Ces propos sont valables aussi pour la candidate vaincue. Le fait est que, comme l’a annoncé Kennedy dans son dernier discours, à dix jours avant sa mort. Aux Etats Unis, ce sont les organisations parallèles qui font et défont le système à leur guise. Le reste n’est qu’exécutant. Nous y compris.

C’est pourquoi il est nécessaire, plus que jamais de savoir à quoi sommes-nous assujettis ? Et pourquoi avons-nous tant peur de nos décideurs. Pourquoi avons-nous peur des lois, pourtant établies par l’Homme ? Pourquoi avons-nous peur de « ceux qui décident de tout », de la mafia, des gangsters et de toute personne en costard qui a plus de 5 contacts serviables dans son carnet d’adresses ? Ils ne sont qu’humains finalement. Alors pourquoi l’humain a-t-il peur de l’humain ?

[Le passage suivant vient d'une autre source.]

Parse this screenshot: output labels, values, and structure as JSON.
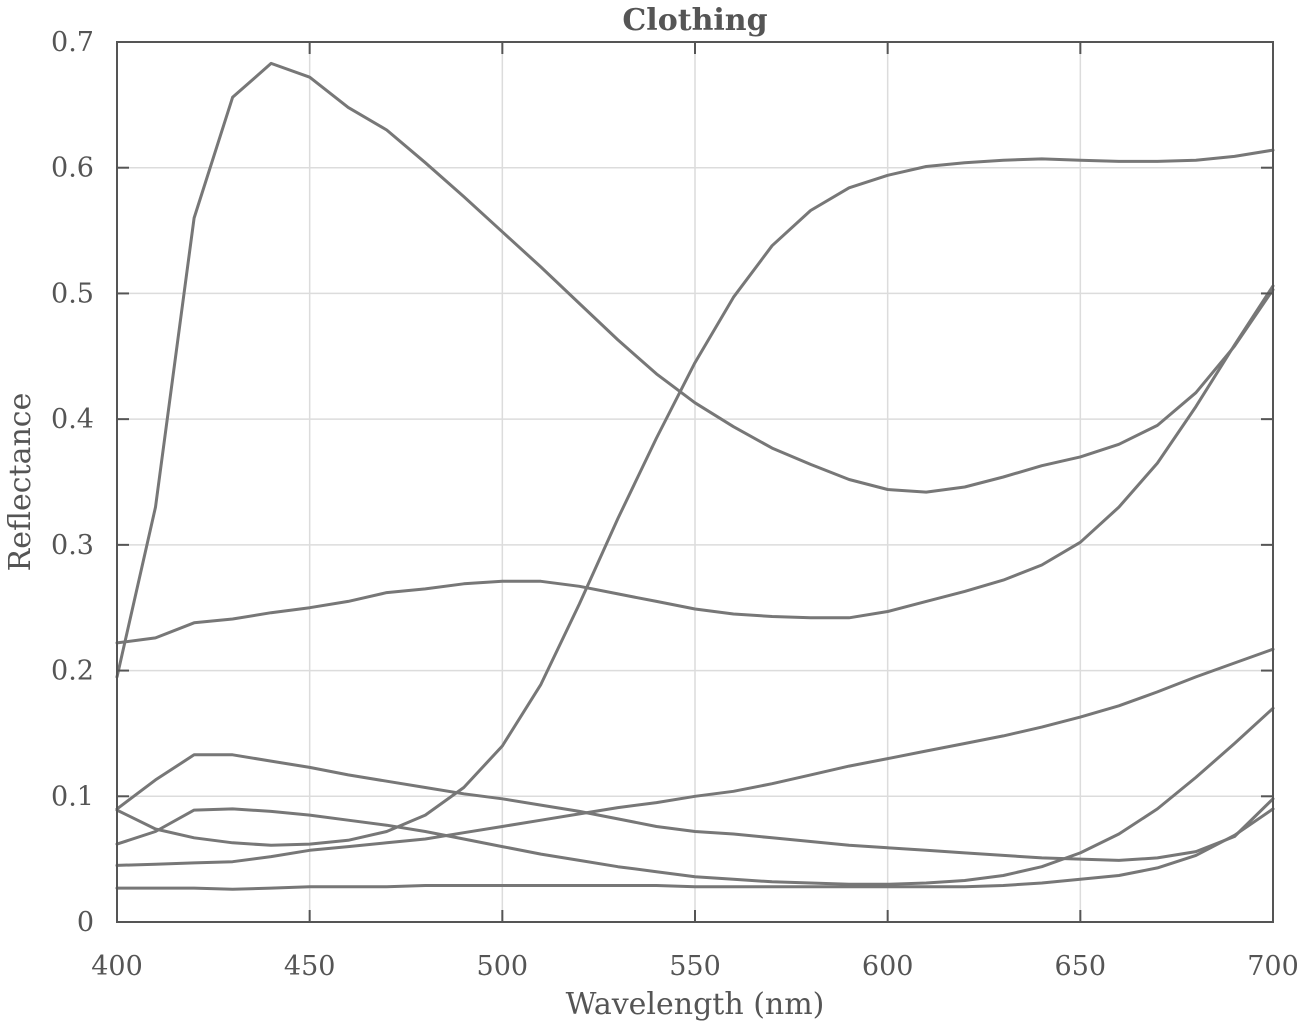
{
  "chart_data": {
    "type": "line",
    "title": "Clothing",
    "xlabel": "Wavelength (nm)",
    "ylabel": "Reflectance",
    "xlim": [
      400,
      700
    ],
    "ylim": [
      0,
      0.7
    ],
    "grid": true,
    "legend": "none",
    "line_color": "#777777",
    "x_ticks": [
      400,
      450,
      500,
      550,
      600,
      650,
      700
    ],
    "x_tick_labels": [
      "400",
      "450",
      "500",
      "550",
      "600",
      "650",
      "700"
    ],
    "y_ticks": [
      0,
      0.1,
      0.2,
      0.3,
      0.4,
      0.5,
      0.6,
      0.7
    ],
    "y_tick_labels": [
      "0",
      "0.1",
      "0.2",
      "0.3",
      "0.4",
      "0.5",
      "0.6",
      "0.7"
    ],
    "x": [
      400,
      410,
      420,
      430,
      440,
      450,
      460,
      470,
      480,
      490,
      500,
      510,
      520,
      530,
      540,
      550,
      560,
      570,
      580,
      590,
      600,
      610,
      620,
      630,
      640,
      650,
      660,
      670,
      680,
      690,
      700
    ],
    "series": [
      {
        "values": [
          0.195,
          0.33,
          0.56,
          0.656,
          0.683,
          0.672,
          0.648,
          0.63,
          0.604,
          0.577,
          0.549,
          0.521,
          0.492,
          0.463,
          0.436,
          0.413,
          0.394,
          0.377,
          0.364,
          0.352,
          0.344,
          0.342,
          0.346,
          0.354,
          0.363,
          0.37,
          0.38,
          0.395,
          0.421,
          0.458,
          0.503
        ]
      },
      {
        "values": [
          0.062,
          0.072,
          0.089,
          0.09,
          0.088,
          0.085,
          0.081,
          0.077,
          0.072,
          0.066,
          0.06,
          0.054,
          0.049,
          0.044,
          0.04,
          0.036,
          0.034,
          0.032,
          0.031,
          0.03,
          0.03,
          0.031,
          0.033,
          0.037,
          0.044,
          0.055,
          0.07,
          0.09,
          0.115,
          0.142,
          0.17
        ]
      },
      {
        "values": [
          0.089,
          0.074,
          0.067,
          0.063,
          0.061,
          0.062,
          0.065,
          0.072,
          0.085,
          0.107,
          0.14,
          0.189,
          0.253,
          0.321,
          0.385,
          0.445,
          0.497,
          0.538,
          0.566,
          0.584,
          0.594,
          0.601,
          0.604,
          0.606,
          0.607,
          0.606,
          0.605,
          0.605,
          0.606,
          0.609,
          0.614
        ]
      },
      {
        "values": [
          0.222,
          0.226,
          0.238,
          0.241,
          0.246,
          0.25,
          0.255,
          0.262,
          0.265,
          0.269,
          0.271,
          0.271,
          0.267,
          0.261,
          0.255,
          0.249,
          0.245,
          0.243,
          0.242,
          0.242,
          0.247,
          0.255,
          0.263,
          0.272,
          0.284,
          0.302,
          0.33,
          0.365,
          0.41,
          0.459,
          0.506
        ]
      },
      {
        "values": [
          0.09,
          0.113,
          0.133,
          0.133,
          0.128,
          0.123,
          0.117,
          0.112,
          0.107,
          0.102,
          0.098,
          0.093,
          0.088,
          0.082,
          0.076,
          0.072,
          0.07,
          0.067,
          0.064,
          0.061,
          0.059,
          0.057,
          0.055,
          0.053,
          0.051,
          0.05,
          0.049,
          0.051,
          0.056,
          0.068,
          0.098
        ]
      },
      {
        "values": [
          0.045,
          0.046,
          0.047,
          0.048,
          0.052,
          0.057,
          0.06,
          0.063,
          0.066,
          0.071,
          0.076,
          0.081,
          0.086,
          0.091,
          0.095,
          0.1,
          0.104,
          0.11,
          0.117,
          0.124,
          0.13,
          0.136,
          0.142,
          0.148,
          0.155,
          0.163,
          0.172,
          0.183,
          0.195,
          0.206,
          0.217
        ]
      },
      {
        "values": [
          0.027,
          0.027,
          0.027,
          0.026,
          0.027,
          0.028,
          0.028,
          0.028,
          0.029,
          0.029,
          0.029,
          0.029,
          0.029,
          0.029,
          0.029,
          0.028,
          0.028,
          0.028,
          0.028,
          0.028,
          0.028,
          0.028,
          0.028,
          0.029,
          0.031,
          0.034,
          0.037,
          0.043,
          0.053,
          0.069,
          0.09
        ]
      }
    ]
  }
}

C’est l’ignorance qui rend les hommes faibles. C’est l’ignorance qui les rend vulnérables. Et le populisme qui contamine la pensée, si elle existe. Ceux qui parlent et osent contredire, sont visés. Ceux qui émettent un avis différent, défendent la démocratie, des styles de vie, sont évincés. Qu’ils cessent donc d’inventer chaque jour, une vérité personnelle.

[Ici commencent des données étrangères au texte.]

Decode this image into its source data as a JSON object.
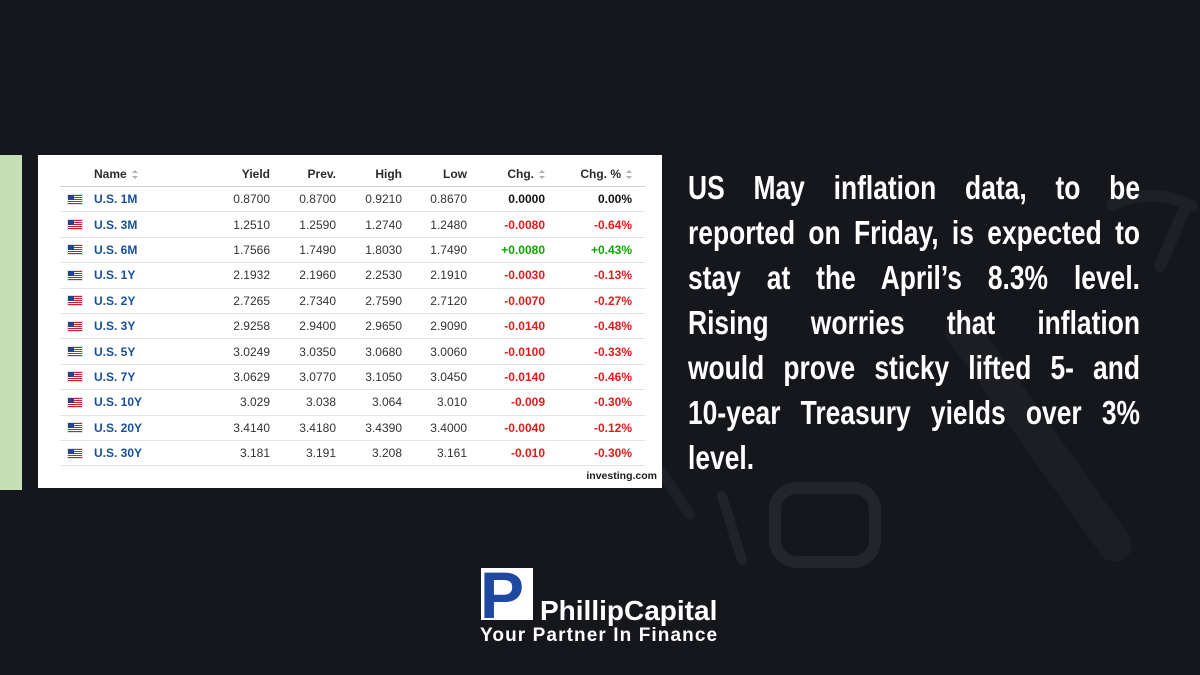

Quand l’humanité s’unira-t-elle vraiment pour dresser un nouveau code du bien et du mal ? Pour faire tomber le roi corrompu et vide de l’intérieur, du haut de l’échiquier en verre ?

Ce sont surement les femmes, porteuses, donneuses de vie et éducatrices qui ont ce pouvoir. Mais faut-il encore les laisser vivre, mieux voir, mieux comprendre et s’unir sur les bonnes bases. Ce sont les femmes qui ont la capacité d’unir les Hommes, de faire passer l’humanité avant tout le reste et d’inculquer les bonnes valeurs aux générations à venir. Le changement moral et social est donc, entre les mains des femmes.

Le monde a besoin, plus que jamais, d’un supplément d’âme.